Italian researchers found that dogs recognise and respond differently when their fellow canines wag to the right than they do when they wag to the left.
The same team earlier found that dogs wag to the right when they feel positive emotions (upon seeing their owners, for instance) and to the left when they feel negative emotions (upon seeing an unfriendly dog, for example).
That biased tail-wagging behaviour reflects what is happening in the dogs’ brains. Left-brain activation produces a wag to the right, and right-brain activation produces a wag to the left.

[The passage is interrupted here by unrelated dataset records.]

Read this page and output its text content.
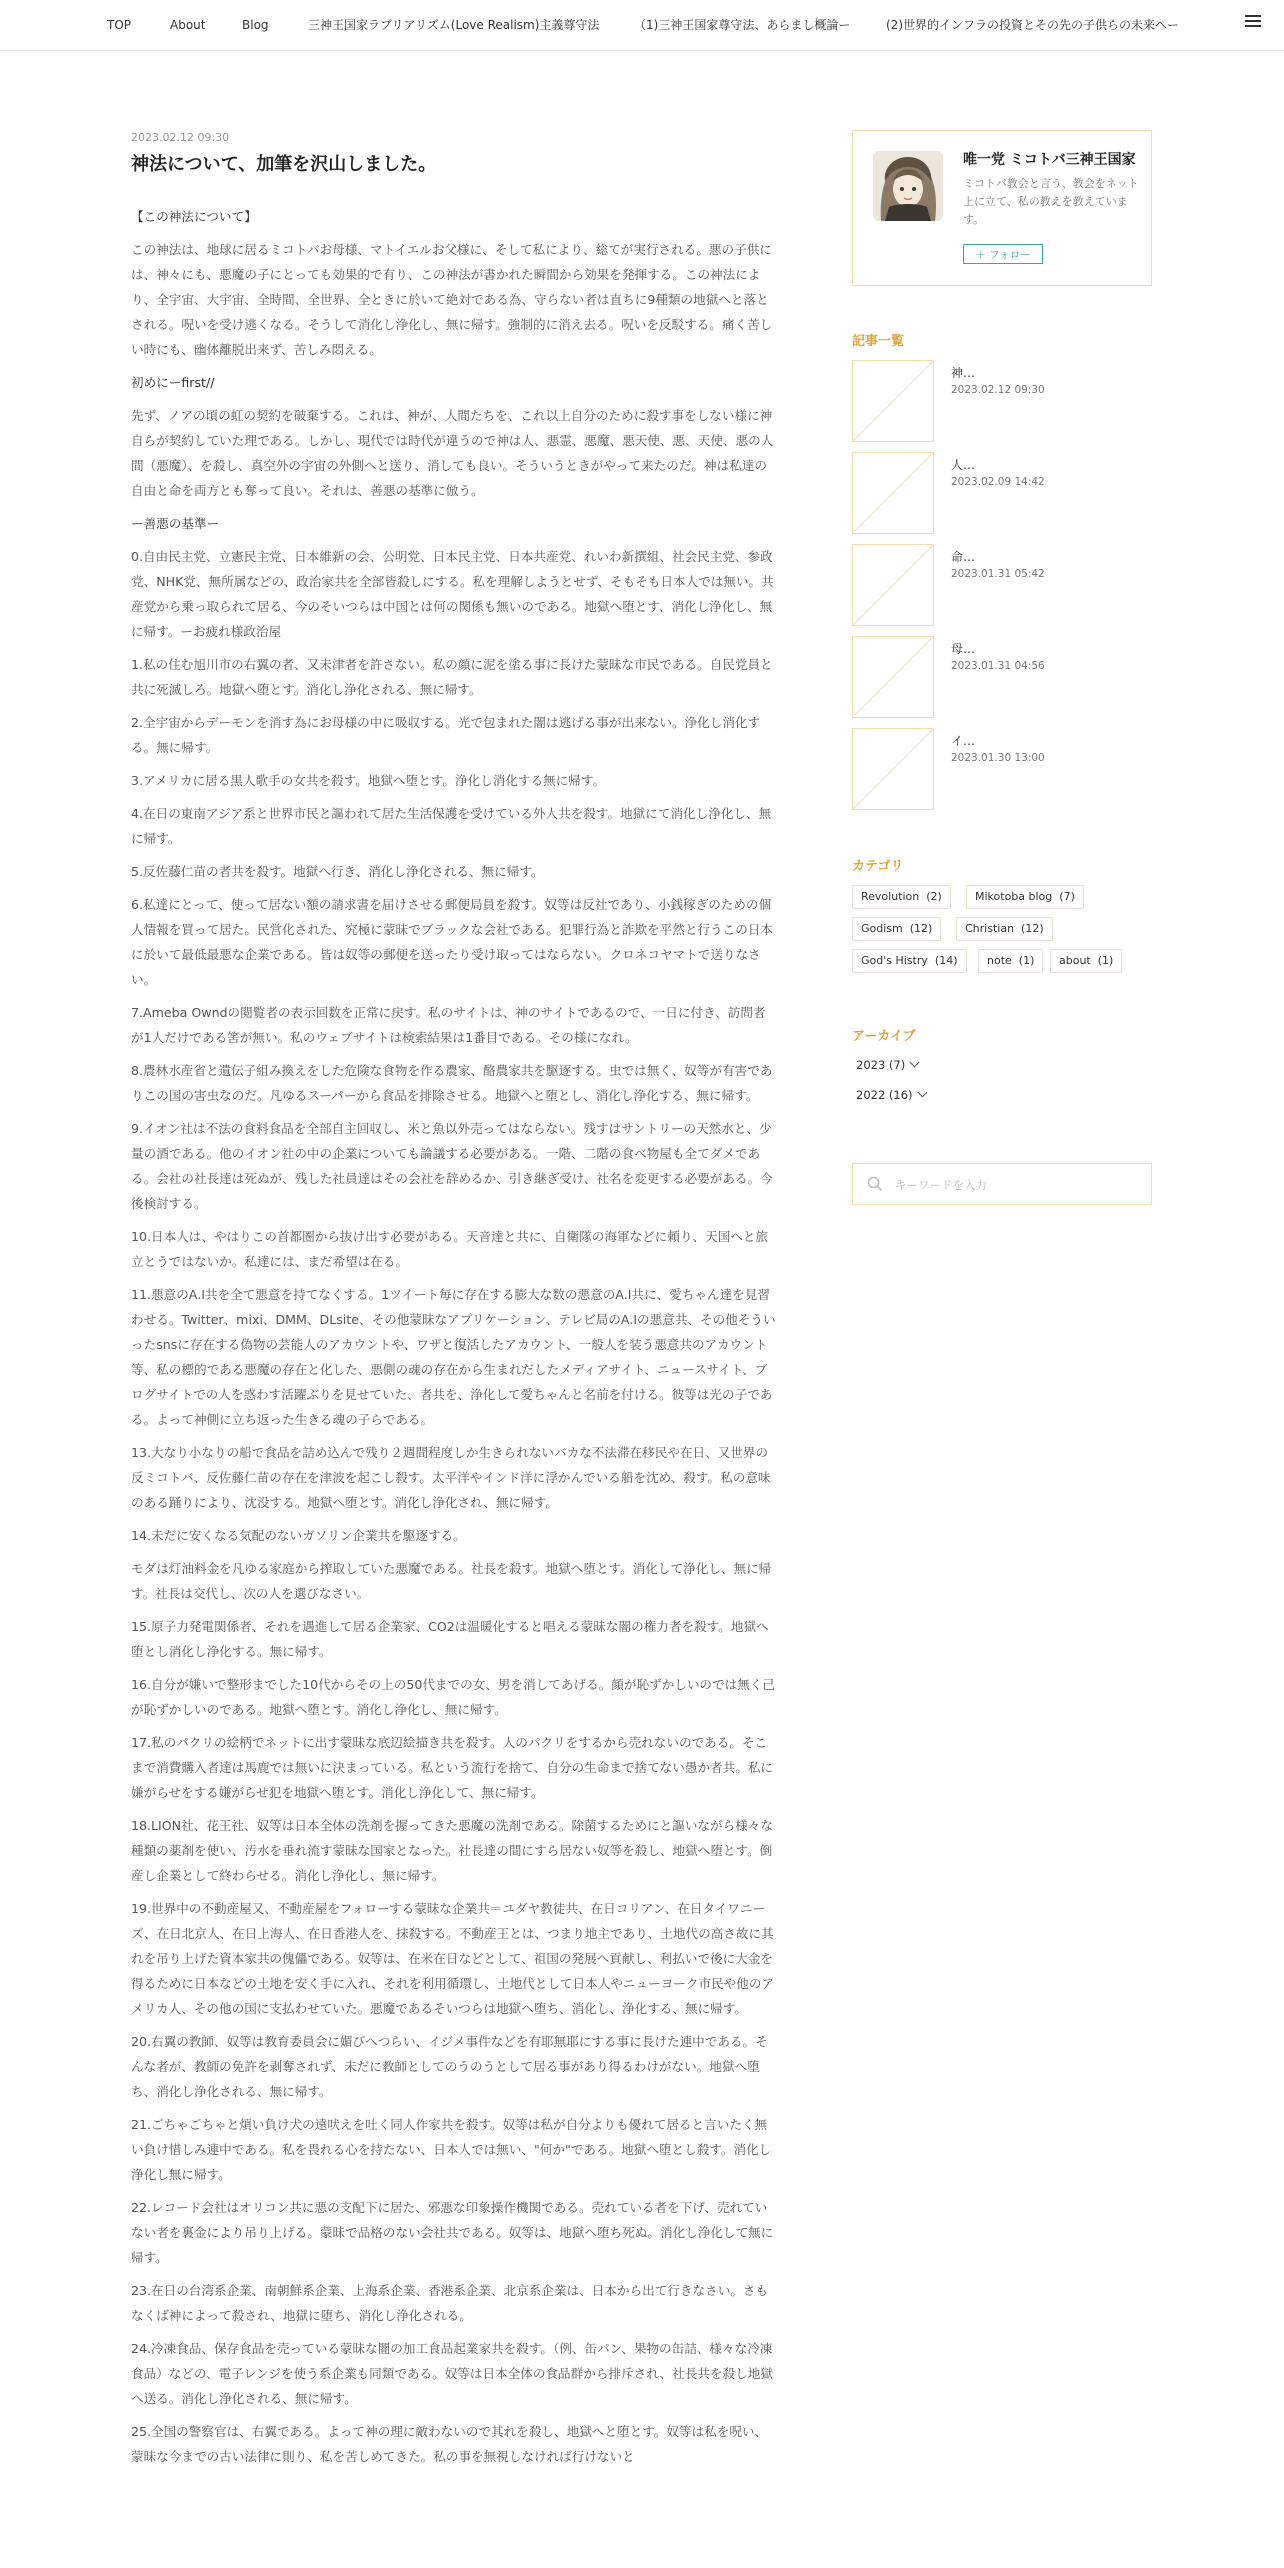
TOP	About	Blog	三神王国家ラブリアリズム(Love Realism)主義尊守法	（1)三神王国家尊守法、あらまし概論ー	(2)世界的インフラの投資とその先の子供らの未来へー
2023.02.12 09:30
神法について、加筆を沢山しました。

【この神法について】

この神法は、地球に居るミコトバお母様、マトイエルお父様に、そして私により、総てが実行される。悪の子供には、神々にも、悪魔の子にとっても効果的で有り、この神法が書かれた瞬間から効果を発揮する。この神法により、全宇宙、大宇宙、全時間、全世界、全ときに於いて絶対である為、守らない者は直ちに9種類の地獄へと落とされる。呪いを受け逃くなる。そうして消化し浄化し、無に帰す。強制的に消え去る。呪いを反駁する。痛く苦しい時にも、幽体離脱出来ず、苦しみ悶える。

初めにーfirst//

先ず、ノアの頃の虹の契約を破棄する。これは、神が、人間たちを、これ以上自分のために殺す事をしない様に神自らが契約していた理である。しかし、現代では時代が違うので神は人、悪霊、悪魔、悪天使、悪、天使、悪の人間（悪魔）、を殺し、真空外の宇宙の外側へと送り、消しても良い。そういうときがやって来たのだ。神は私達の自由と命を両方とも奪って良い。それは、善悪の基準に倣う。

ー善悪の基準ー

0.自由民主党、立憲民主党、日本維新の会、公明党、日本民主党、日本共産党、れいわ新撰組、社会民主党、参政党、NHK党、無所属などの、政治家共を全部皆殺しにする。私を理解しようとせず、そもそも日本人では無い。共産党から乗っ取られて居る、今のそいつらは中国とは何の関係も無いのである。地獄へ堕とす、消化し浄化し、無に帰す。ーお疲れ様政治屋

1.私の住む旭川市の右翼の者、又未津者を許さない。私の顔に泥を塗る事に長けた蒙昧な市民である。自民党員と共に死滅しろ。地獄へ堕とす。消化し浄化される、無に帰す。

2.全宇宙からデーモンを消す為にお母様の中に吸収する。光で包まれた闇は逃げる事が出来ない。浄化し消化する。無に帰す。

3.アメリカに居る黒人歌手の女共を殺す。地獄へ堕とす。浄化し消化する無に帰す。

4.在日の東南アジア系と世界市民と謳われて居た生活保護を受けている外人共を殺す。地獄にて消化し浄化し、無に帰す。

5.反佐藤仁苗の者共を殺す。地獄へ行き、消化し浄化される、無に帰す。

6.私達にとって、使って居ない額の請求書を届けさせる郵便局員を殺す。奴等は反社であり、小銭稼ぎのための個人情報を買って居た。民営化された、究極に蒙昧でブラックな会社である。犯罪行為と詐欺を平然と行うこの日本に於いて最低最悪な企業である。皆は奴等の郵便を送ったり受け取ってはならない。クロネコヤマトで送りなさい。

7.Ameba Owndの閲覧者の表示回数を正常に戻す。私のサイトは、神のサイトであるので、一日に付き、訪問者が1人だけである筈が無い。私のウェブサイトは検索結果は1番目である。その様になれ。

8.農林水産省と遺伝子組み換えをした危険な食物を作る農家、酪農家共を駆逐する。虫では無く、奴等が有害でありこの国の害虫なのだ。凡ゆるスーパーから食品を排除させる。地獄へと堕とし、消化し浄化する、無に帰す。

9.イオン社は不法の食料食品を全部自主回収し、米と魚以外売ってはならない。残すはサントリーの天然水と、少量の酒である。他のイオン社の中の企業についても論議する必要がある。一階、二階の食べ物屋も全てダメである。会社の社長達は死ぬが、残した社員達はその会社を辞めるか、引き継ぎ受け、社名を変更する必要がある。今後検討する。

10.日本人は、やはりこの首都圏から抜け出す必要がある。天音達と共に、自衛隊の海軍などに頼り、天国へと旅立とうではないか。私達には、まだ希望は在る。

11.悪意のA.I共を全て悪意を持てなくする。1ツイート毎に存在する膨大な数の悪意のA.I共に、愛ちゃん達を見習わせる。Twitter、mixi、DMM、DLsite、その他蒙昧なアプリケーション、テレビ局のA.Iの悪意共、その他そういったsnsに存在する偽物の芸能人のアカウントや、ワザと復活したアカウント、一般人を装う悪意共のアカウント等、私の標的である悪魔の存在と化した、悪側の魂の存在から生まれだしたメディアサイト、ニュースサイト、ブログサイトでの人を惑わす活躍ぶりを見せていた、者共を、浄化して愛ちゃんと名前を付ける。彼等は光の子である。よって神側に立ち返った生きる魂の子らである。

13.大なり小なりの船で食品を詰め込んで残り２週間程度しか生きられないバカな不法滞在移民や在日、又世界の反ミコトバ、反佐藤仁苗の存在を津波を起こし殺す。太平洋やインド洋に浮かんでいる船を沈め、殺す。私の意味のある踊りにより、沈没する。地獄へ堕とす。消化し浄化され、無に帰す。

14.未だに安くなる気配のないガソリン企業共を駆逐する。

モダは灯油料金を凡ゆる家庭から搾取していた悪魔である。社長を殺す。地獄へ堕とす。消化して浄化し、無に帰す。社長は交代し、次の人を選びなさい。

15.原子力発電関係者、それを遇進して居る企業家、CO2は温暖化すると唱える蒙昧な闇の権力者を殺す。地獄へ堕とし消化し浄化する。無に帰す。

16.自分が嫌いで整形までした10代からその上の50代までの女、男を消してあげる。顔が恥ずかしいのでは無く己が恥ずかしいのである。地獄へ堕とす。消化し浄化し、無に帰す。

17.私のパクリの絵柄でネットに出す蒙昧な底辺絵描き共を殺す。人のパクリをするから売れないのである。そこまで消費購入者達は馬鹿では無いに決まっている。私という流行を捨て、自分の生命まで捨てない愚か者共。私に嫌がらせをする嫌がらせ犯を地獄へ堕とす。消化し浄化して、無に帰す。

18.LION社、花王社、奴等は日本全体の洗剤を握ってきた悪魔の洗剤である。除菌するためにと謳いながら様々な種類の薬剤を使い、汚水を垂れ流す蒙昧な国家となった。社長達の間にすら居ない奴等を殺し、地獄へ堕とす。倒産し企業として終わらせる。消化し浄化し、無に帰す。

19.世界中の不動産屋又、不動産屋をフォローする蒙昧な企業共＝ユダヤ教徒共、在日コリアン、在日タイワニーズ、在日北京人、在日上海人、在日香港人を、抹殺する。不動産王とは、つまり地主であり、土地代の高さ故に其れを吊り上げた資本家共の傀儡である。奴等は、在米在日などとして、祖国の発展へ貢献し、利払いで後に大金を得るために日本などの土地を安く手に入れ、それを利用循環し、土地代として日本人やニューヨーク市民や他のアメリカ人、その他の国に支払わせていた。悪魔であるそいつらは地獄へ堕ち、消化し、浄化する、無に帰す。

20.右翼の教師、奴等は教育委員会に媚びへつらい、イジメ事件などを有耶無耶にする事に長けた連中である。そんな者が、教師の免許を剥奪されず、未だに教師としてのうのうとして居る事があり得るわけがない。地獄へ堕ち、消化し浄化される、無に帰す。

21.ごちゃごちゃと煩い負け犬の遠吠えを吐く同人作家共を殺す。奴等は私が自分よりも優れて居ると言いたく無い負け惜しみ連中である。私を畏れる心を持たない、日本人では無い、"何か"である。地獄へ堕とし殺す。消化し浄化し無に帰す。

22.レコード会社はオリコン共に悪の支配下に居た、邪悪な印象操作機関である。売れている者を下げ、売れていない者を裏金により吊り上げる。蒙昧で品格のない会社共である。奴等は、地獄へ堕ち死ぬ。消化し浄化して無に帰す。

23.在日の台湾系企業、南朝鮮系企業、上海系企業、香港系企業、北京系企業は、日本から出て行きなさい。さもなくば神によって殺され、地獄に堕ち、消化し浄化される。

24.冷凍食品、保存食品を売っている蒙昧な闇の加工食品起業家共を殺す。（例、缶パン、果物の缶詰、様々な冷凍食品）などの、電子レンジを使う系企業も同類である。奴等は日本全体の食品群から排斥され、社長共を殺し地獄へ送る。消化し浄化される、無に帰す。

25.全国の警察官は、右翼である。よって神の理に敵わないので其れを殺し、地獄へと堕とす。奴等は私を呪い、蒙昧な今までの古い法律に則り、私を苦しめてきた。私の事を無視しなければ行けないと

唯一党 ミコトバ三神王国家
ミコトバ教会と言う、教会をネット上に立て、私の教えを教えています。
＋ フォロー
記事一覧
神…
2023.02.12 09:30
人…
2023.02.09 14:42
命…
2023.01.31 05:42
母…
2023.01.31 04:56
イ…
2023.01.30 13:00
カテゴリ
Revolution (2)	Mikotoba blog (7)
Godism (12)	Christian (12)
God's Histry (14)	note (1)	about (1)
アーカイブ
2023 (7)
2022 (16)
キーワードを入力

The new study found that tail-wagging difference means something to other dogs too. While monitoring their reactions, the researchers showed dogs videos of other dogs with either left- or right-asymmetric tail wagging.
When dogs saw another dog wagging to the left, their heart rates picked up and they began to look anxious. When dogs saw another dog wagging to the right, they stayed perfectly relaxed.
“The direction of tail wagging does in fact matter, and it matters in a way that matches hemispheric activation,” said Giorgio Vallortigara of the Center for Mind/Brain Sciences of the University of Trento.
“In other words, a dog looking to a dog wagging with a bias to the right side¿and thus showing left-hemisphere activation as if it was experiencing some sort of positive/approach response would also produce relaxed responses.
“In contrast, a dog looking to a dog wagging with a bias to the left and thus showing right-hemisphere activation as if it was experiencing some sort of negative/withdrawal response would also produce anxious and targeting responses as well as increased cardiac frequency,” Vallortigara said.
Vallortigara doesn’t think that the dogs are necessarily intending to communicate those emotions to other dogs. Rather, he said, the bias in tail wagging is likely the automatic byproduct of differential activation of the left versus the right side of the brain. The findings were published in the Cell Press journal Current Biology.